Almost 20 years ago, we introduced the qualitative methods in public health research in China . We organized the workshops and published the papers. We actually implemented the qualitative methods when we assessed the health care quality, KABP (Knowledge, Attitudes, Beliefs, and Practices) survey, and breast feeding research.
I have never thought that I would use any qualitative method since I am now a statistician and in the drug development field. Last month, I attended a one-day interactive workshop “Clinical trial endpoints: methods and practice in developing measurements” with special emphasis on rare diseases. We spent majority of our time in discussing the qualitative methods (mainly the patient interview) to establish the content validity for patient oriented clinical trial endpoints (for example, the patient reported outcome (PRO)). For many orphan (rare) diseases, the characteristics of the disease may not be well defined and patient population in study may not be homogeneous. For the purpose of the clinical trials, it is challenging to identify a valid clinical endpoint to measure the efficacy. One approach to tackle this is to start with the patient. To interact with patients, the qualitative methods (for example the interview with patients) can be used to solicit the issues/items that are most concerned by the patients and hopefully we can based this information to derive a clinical endpoint for the clinical trials.
With patient-focused approach, the clinical endpoint should reflect the impact on:
- Patient’s mortality
- Patient’s function
- Patient’s feeling
This will be much different from the biomarkers which may not have any direct impact on any of these (at least in the short term). It is probably true that the non-disease specific tool for health related quality of life measure may be less sensitive and less relevant comparing to any tool / instrument / scale derived with the inputs directly from patients.

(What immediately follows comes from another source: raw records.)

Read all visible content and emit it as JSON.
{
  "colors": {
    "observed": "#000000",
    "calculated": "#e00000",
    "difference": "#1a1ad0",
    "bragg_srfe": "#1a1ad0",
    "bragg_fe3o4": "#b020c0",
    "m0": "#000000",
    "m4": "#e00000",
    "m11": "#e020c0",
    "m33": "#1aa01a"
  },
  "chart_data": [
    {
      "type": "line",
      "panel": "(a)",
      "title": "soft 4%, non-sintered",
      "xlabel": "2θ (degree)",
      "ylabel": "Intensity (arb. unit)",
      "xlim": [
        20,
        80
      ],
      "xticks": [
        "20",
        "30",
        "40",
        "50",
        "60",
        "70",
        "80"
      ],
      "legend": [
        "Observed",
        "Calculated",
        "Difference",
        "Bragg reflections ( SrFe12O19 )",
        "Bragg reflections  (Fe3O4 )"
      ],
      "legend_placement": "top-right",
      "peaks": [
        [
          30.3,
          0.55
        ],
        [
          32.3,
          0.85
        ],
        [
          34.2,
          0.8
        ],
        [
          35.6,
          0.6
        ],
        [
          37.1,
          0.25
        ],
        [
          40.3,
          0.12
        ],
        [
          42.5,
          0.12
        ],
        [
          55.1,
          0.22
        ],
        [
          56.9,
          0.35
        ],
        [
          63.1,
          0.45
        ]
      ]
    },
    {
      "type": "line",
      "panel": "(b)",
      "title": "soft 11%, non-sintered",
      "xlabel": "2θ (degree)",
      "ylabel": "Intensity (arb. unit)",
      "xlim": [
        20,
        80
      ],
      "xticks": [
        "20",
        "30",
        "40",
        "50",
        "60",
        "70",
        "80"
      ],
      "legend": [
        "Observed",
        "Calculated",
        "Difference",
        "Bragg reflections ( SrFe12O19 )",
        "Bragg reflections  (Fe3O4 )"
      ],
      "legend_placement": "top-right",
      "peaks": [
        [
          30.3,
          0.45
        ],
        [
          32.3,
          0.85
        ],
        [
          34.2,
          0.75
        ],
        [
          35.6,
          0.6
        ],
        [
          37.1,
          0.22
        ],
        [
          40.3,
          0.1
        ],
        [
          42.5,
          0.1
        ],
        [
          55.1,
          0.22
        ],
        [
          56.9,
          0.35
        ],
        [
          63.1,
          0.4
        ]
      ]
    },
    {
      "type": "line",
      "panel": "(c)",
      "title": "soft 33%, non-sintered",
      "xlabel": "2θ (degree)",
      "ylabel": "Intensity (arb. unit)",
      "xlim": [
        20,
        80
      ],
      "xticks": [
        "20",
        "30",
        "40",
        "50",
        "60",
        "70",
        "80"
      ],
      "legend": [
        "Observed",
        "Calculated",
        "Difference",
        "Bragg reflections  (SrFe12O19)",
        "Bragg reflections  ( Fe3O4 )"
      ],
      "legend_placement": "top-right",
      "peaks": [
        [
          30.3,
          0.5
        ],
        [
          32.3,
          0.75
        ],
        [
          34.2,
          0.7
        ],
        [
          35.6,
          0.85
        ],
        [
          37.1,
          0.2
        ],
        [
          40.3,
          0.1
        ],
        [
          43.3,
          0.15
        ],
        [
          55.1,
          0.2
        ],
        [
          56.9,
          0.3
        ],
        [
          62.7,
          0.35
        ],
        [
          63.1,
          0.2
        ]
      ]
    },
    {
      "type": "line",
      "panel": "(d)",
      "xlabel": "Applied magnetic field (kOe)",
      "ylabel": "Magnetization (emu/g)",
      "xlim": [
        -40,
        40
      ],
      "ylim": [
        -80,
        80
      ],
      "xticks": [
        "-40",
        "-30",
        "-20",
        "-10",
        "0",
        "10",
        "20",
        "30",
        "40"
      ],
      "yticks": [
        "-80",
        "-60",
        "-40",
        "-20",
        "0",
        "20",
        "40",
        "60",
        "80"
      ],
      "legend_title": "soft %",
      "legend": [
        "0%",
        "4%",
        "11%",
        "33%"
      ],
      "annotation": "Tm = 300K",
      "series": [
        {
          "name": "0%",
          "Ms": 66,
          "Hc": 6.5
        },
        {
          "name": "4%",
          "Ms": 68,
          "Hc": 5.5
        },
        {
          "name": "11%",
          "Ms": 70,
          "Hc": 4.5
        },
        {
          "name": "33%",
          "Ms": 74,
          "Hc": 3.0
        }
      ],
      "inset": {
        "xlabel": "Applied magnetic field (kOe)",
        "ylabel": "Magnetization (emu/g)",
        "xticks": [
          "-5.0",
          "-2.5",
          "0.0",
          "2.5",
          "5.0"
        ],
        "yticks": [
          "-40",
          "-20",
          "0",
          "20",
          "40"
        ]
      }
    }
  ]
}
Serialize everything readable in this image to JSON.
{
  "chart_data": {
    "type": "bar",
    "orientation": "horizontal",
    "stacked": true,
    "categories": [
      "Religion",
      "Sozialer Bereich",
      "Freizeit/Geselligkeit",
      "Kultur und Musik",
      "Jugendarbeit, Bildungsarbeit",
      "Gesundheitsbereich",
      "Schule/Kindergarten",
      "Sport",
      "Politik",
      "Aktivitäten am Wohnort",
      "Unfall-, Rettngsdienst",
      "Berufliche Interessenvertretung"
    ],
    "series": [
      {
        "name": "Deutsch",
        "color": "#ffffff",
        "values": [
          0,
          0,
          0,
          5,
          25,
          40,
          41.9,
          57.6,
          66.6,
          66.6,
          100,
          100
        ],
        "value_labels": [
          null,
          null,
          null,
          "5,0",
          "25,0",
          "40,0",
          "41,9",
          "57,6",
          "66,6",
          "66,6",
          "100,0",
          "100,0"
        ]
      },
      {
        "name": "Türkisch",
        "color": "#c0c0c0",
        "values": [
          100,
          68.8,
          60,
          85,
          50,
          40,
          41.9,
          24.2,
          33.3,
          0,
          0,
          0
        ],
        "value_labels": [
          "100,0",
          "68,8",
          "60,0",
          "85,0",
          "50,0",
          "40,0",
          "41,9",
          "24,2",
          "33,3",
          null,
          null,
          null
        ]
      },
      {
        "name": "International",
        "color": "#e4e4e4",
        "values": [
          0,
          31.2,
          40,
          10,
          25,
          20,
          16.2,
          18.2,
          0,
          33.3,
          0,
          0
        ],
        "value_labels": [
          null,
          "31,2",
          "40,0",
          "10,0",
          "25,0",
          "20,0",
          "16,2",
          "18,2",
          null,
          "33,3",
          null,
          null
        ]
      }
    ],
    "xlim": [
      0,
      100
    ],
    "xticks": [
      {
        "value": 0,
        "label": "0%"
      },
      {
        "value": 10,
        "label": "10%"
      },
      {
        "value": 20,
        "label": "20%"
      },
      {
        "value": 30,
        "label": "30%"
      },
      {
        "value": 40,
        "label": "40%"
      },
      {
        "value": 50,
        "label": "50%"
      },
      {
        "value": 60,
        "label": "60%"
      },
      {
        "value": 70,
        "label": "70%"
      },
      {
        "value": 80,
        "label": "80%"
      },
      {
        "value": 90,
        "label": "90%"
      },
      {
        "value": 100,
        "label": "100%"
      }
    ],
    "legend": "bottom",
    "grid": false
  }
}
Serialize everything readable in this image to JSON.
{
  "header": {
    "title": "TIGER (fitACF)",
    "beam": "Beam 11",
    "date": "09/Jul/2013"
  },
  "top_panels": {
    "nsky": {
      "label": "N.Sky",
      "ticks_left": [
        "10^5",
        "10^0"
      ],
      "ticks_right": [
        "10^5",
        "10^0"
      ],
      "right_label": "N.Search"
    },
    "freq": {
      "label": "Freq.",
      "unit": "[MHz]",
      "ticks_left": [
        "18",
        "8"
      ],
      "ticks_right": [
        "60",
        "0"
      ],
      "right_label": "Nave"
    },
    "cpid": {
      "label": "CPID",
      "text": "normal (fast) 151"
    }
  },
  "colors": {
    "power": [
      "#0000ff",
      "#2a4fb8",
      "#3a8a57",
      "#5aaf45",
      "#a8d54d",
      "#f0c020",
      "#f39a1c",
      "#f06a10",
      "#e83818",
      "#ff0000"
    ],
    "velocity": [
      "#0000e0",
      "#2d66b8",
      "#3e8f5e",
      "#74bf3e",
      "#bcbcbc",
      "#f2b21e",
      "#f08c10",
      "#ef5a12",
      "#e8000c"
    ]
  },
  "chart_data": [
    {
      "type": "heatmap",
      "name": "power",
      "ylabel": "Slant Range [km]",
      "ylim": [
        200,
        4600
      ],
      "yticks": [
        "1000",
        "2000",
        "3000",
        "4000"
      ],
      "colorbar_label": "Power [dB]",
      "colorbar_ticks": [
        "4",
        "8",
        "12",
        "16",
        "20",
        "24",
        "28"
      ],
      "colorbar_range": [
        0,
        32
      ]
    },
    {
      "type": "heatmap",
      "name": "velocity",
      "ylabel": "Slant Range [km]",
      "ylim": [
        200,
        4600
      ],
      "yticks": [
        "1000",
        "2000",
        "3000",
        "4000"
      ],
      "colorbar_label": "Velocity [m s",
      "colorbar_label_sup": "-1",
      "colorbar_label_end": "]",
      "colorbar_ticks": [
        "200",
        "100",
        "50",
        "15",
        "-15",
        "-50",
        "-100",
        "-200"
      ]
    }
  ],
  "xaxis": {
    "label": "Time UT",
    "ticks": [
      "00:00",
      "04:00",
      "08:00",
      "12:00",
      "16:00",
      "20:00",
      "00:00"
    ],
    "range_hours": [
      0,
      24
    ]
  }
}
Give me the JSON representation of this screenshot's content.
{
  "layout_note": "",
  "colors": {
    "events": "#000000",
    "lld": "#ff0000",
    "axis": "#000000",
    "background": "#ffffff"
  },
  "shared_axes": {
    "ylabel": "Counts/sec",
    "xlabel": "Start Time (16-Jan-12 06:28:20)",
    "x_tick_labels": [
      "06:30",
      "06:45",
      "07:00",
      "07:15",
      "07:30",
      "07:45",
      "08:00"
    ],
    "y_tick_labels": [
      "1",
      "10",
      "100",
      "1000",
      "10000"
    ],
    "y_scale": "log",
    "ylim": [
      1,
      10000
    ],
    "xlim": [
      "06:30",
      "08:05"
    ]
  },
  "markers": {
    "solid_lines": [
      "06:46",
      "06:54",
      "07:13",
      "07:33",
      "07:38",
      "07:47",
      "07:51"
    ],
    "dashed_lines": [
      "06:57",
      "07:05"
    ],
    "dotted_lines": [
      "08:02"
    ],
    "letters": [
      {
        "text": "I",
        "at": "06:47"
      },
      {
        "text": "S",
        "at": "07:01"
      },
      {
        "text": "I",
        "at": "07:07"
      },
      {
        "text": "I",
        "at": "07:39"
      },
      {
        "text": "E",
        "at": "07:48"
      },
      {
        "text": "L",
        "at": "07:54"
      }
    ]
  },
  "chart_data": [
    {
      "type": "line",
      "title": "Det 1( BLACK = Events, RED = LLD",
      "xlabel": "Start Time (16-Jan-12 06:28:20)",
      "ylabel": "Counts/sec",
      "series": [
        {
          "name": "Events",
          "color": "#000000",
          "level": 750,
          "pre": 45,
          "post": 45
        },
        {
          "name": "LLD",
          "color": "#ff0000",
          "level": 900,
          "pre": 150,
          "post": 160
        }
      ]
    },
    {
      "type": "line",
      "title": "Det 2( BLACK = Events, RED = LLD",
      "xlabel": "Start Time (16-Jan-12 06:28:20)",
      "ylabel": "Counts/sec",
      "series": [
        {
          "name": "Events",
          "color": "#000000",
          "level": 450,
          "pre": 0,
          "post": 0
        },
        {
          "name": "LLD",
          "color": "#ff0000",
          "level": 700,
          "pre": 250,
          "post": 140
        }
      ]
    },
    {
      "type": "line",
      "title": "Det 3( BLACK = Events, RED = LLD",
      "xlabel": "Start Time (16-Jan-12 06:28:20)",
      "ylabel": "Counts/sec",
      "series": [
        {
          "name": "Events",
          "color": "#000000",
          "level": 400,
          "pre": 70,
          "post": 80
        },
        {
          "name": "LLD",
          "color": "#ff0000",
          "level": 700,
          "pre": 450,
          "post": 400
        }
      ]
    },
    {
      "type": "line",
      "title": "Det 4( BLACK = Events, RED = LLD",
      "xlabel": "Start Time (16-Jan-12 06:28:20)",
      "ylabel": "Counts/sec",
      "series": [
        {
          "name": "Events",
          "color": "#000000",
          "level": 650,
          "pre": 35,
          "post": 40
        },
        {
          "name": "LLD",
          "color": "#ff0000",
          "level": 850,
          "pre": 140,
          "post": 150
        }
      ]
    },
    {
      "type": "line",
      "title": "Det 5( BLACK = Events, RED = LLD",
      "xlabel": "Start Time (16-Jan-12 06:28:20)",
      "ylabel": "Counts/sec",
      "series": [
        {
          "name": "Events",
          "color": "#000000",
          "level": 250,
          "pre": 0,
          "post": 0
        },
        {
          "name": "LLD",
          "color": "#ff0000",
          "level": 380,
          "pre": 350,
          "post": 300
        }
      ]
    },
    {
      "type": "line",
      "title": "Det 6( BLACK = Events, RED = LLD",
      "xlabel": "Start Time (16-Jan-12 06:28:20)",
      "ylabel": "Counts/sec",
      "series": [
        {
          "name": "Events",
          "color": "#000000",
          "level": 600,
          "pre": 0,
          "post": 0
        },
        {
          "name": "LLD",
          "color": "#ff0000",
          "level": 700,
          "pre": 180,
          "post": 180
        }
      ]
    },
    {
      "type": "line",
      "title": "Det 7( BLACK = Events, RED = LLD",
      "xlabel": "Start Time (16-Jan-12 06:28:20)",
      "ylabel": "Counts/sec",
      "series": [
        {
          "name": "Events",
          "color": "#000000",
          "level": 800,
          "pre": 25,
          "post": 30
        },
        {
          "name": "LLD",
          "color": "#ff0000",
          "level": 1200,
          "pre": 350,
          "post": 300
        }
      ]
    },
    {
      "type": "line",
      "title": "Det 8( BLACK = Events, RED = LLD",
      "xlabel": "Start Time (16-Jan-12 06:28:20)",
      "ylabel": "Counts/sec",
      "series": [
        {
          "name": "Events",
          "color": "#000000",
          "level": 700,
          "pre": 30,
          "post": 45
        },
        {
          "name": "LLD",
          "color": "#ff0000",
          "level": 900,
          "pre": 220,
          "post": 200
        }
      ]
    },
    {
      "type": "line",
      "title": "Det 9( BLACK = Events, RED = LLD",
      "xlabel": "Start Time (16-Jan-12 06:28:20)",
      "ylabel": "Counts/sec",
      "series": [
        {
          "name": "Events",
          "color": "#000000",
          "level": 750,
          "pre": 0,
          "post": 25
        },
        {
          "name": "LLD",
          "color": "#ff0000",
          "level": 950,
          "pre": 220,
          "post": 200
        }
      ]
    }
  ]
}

One thing has become clear that the clinical trial endpoint derived with the patient-focused approach need qualification (not the formal ‘validation’). Qualification process is supposed to be not as time consuming as the formal validation. In 2010, FDA issued its guidance on “qualification process for drug development tools”.
In the newly passed PDUFA V (prescription drug user fee act), FDA proposed patient-focused drug development and a systematic effort in PDUFA V:
- FDA will convene meetings with participation from review divisions, the relevant patient advocacy community, and other interested parties
- FDA will hold four public workshops per year – a total of 20 meetings over 5 years. Each meeting will focus on a different disease area, reviewing the armamentarium for that indication, and identifying areas of unmet need.